Do commas ever appear in idiomatic Clojure? It's syntactically legal but I don't think I've ever seen them in the wild.
miniblog.
The Indian supreme court has ruled that Google must allow third party app stores on the Google app store under antitrust laws: https://www.reuters.com/world/india/indian-startups-rejoice-android-ruling-against-google-upheld-2023-01-19/
Cases where it makes more sense to use concrete types rather than generics, even if you can be generic: https://matklad.github.io/2020/08/15/concrete-abstraction.html
Rust's RFC 3191 will let libraries package debugger scripts so you get a better experience when using gdb or windbg: https://rust-lang.github.io/rfcs/3191-debugger-visualizer.html
Defining a separate tests module so rust tests compile faster: https://matklad.github.io/2021/02/27/delete-cargo-integration-tests.html#Assorted-Tricks
What's the best keyword for function definitions?
My current hypothesis is that you want it to be short, but still pronounceable, so `fun` is the sweet spot.
I've really come to appreciate OCaml's notion of generics. It doesn't have subtyping, so e.g. you have an `int list` or an arbitrary `'a list`, but nothing inbetween.
As soon as you add constraints like Java's `List<? as Foo>` it become incredibly hard to produce good errors.
Switching between Rust and TypeScript, I really miss the Result type in TypeScript. I can kludge something with nullable types or exceptions, but it's not as nice for the caller.
The Servo browser has funding for active development again! https://servo.org/blog/2023/01/16/servo-2023/
Today I learnt about crossterm, a Rust crate for interacting with terminals in a cross-platform way: https://docs.rs/crossterm/latest/crossterm/
It handles things like is_tty() and terminal::size(), which are hard to support correctly in both Linux and Windows. I might port difftastic.
I have mixed feelings about the equality trait in Rust.
I have types where sometimes I want to compare by structure, and sometimes compare by reference.
I can only implement Eq for one, so which do I pick?
I feel like in-code docs are an underexplored design space.
Do you use comments or string literals? Before the function (e.g. JSDoc) or inside it (e.g. Python)?

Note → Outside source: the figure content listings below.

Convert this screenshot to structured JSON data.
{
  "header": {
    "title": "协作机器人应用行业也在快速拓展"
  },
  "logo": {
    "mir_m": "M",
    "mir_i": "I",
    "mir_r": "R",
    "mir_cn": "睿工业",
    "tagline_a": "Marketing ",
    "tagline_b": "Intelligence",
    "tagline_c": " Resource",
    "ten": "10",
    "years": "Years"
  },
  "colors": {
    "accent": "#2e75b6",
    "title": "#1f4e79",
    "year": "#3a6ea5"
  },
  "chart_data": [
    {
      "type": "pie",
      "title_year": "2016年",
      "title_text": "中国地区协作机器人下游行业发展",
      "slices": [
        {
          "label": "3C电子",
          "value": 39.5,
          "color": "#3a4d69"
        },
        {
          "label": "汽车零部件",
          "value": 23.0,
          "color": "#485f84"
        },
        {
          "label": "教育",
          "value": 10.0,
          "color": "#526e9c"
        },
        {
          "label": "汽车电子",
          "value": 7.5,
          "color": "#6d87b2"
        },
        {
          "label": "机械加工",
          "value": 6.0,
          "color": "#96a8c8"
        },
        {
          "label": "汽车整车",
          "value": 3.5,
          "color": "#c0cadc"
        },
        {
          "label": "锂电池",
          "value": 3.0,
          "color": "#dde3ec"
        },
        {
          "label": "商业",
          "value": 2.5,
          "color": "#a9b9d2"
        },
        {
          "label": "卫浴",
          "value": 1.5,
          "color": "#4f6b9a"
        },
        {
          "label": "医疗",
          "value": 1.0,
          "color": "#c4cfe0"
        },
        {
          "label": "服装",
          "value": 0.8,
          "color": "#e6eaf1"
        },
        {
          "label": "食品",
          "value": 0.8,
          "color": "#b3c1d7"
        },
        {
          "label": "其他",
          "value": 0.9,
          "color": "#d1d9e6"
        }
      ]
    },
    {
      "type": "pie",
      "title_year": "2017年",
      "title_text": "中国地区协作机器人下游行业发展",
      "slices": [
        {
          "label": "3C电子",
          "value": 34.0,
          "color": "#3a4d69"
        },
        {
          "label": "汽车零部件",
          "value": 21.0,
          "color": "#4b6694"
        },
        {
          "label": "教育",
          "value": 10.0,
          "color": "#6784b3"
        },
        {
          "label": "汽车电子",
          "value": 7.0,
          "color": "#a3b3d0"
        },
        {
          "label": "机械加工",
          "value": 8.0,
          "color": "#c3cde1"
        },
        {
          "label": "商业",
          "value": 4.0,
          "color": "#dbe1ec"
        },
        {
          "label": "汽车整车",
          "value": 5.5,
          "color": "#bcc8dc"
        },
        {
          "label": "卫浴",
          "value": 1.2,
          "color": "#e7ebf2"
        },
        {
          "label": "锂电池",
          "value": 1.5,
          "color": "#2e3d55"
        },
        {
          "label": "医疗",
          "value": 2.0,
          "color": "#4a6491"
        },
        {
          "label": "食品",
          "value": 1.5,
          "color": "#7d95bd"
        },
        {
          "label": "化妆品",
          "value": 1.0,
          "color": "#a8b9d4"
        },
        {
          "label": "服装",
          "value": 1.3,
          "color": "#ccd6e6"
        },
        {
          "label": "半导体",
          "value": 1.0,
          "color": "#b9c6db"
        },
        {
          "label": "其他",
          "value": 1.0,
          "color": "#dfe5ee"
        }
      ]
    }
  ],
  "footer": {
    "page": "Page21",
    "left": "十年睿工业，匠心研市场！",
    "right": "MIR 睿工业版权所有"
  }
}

Which is best? Which is the easiest to write, has the easiest tooling, or the most readable (code/HTML) artifacts?
I've released difftastic 0.42! In this release:
* Faster textual diffing (over 10x if files have few lines in common!)

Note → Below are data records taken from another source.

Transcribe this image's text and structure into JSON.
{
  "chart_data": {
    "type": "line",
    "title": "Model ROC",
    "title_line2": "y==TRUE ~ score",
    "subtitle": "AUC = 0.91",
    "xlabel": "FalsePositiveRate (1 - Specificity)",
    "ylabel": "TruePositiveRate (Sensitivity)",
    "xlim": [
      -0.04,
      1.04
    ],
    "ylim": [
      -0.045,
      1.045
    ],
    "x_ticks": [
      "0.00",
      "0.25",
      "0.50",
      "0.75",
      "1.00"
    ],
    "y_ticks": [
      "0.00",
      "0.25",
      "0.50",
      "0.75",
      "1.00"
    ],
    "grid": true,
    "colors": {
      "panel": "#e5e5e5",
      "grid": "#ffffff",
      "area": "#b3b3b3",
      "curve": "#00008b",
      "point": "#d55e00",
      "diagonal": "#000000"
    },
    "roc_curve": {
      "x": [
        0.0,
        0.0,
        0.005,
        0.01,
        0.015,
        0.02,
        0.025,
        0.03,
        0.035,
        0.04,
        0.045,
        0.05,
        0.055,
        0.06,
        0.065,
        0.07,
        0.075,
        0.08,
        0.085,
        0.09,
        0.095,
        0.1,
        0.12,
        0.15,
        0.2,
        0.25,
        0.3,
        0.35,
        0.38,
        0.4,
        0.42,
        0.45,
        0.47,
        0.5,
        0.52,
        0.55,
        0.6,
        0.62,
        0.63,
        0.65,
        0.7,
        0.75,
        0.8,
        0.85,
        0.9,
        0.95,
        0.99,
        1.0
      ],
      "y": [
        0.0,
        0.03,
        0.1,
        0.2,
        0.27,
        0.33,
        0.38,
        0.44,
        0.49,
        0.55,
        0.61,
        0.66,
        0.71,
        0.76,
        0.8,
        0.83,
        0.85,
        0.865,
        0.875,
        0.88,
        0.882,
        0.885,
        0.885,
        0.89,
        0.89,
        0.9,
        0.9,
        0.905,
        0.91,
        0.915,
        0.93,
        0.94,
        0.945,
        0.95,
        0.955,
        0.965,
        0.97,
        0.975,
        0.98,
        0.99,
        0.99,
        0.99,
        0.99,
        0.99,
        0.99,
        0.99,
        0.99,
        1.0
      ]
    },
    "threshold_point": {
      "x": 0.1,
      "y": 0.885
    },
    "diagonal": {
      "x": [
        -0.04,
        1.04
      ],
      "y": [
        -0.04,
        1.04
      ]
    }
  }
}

* There's now a syntactic diffing option --ignore-comments, for when you only want to see code changes
https://github.com/Wilfred/difftastic/releases/tag/0.42.0
Is Forth really a memory-unsafe language? I'm struggling to picture what e.g. a use-after-free would look like in such a minimal programming language.
Today I learnt about a cunning trick used by GNU diff to make Myer's algorithm faster: https://github.com/mitsuhiko/similar/issues/15
If you do an initial pass to find items that only occur on one side, you can discard them before diffing! They'll always be shown as changed.
The docs model for R packages is really interesting. Every package has docs as a PDF file, and the package server supports 'vignettes' (standalone tutorials) as a first class artifact!
E.g. https://cran.r-project.org/package=dplyr
I like the concept of a REPL: an interactive environment where you can redefine code and evaluate snippets to see the result.
I try to avoid the term "REPL" though. Most languages don't use "read" for parsing (the R) and it's confusing. Are there good alternatives?
What's your preferred granularity of docs?
(a) A whole module on one page, e.g. https://pkg.go.dev/time, making search easy?
(b) A function per page, e.g. https://www.php.net/manual/en/function.time.php, giving more space for examples and See Also sections?
I'm torn, and I've seen both done well.
Interpreters versus compilers as a spectrum, and a fun worked example of optimising Brainfuck: https://tratt.net/laurie/blog/2023/compiled_and_interpreted_languages_two_ways_of_saying_tomato.html
https://www.youtube.com/watch?v=0DLdQ6yb7h8 is a really accessible introduction to programming workflows with Sly for Common Lisp.
The notion of 'stickers' is novel to me: you mark places in the code where you want to remember values (essentially tracing) or pop to a debugger (breakpoints).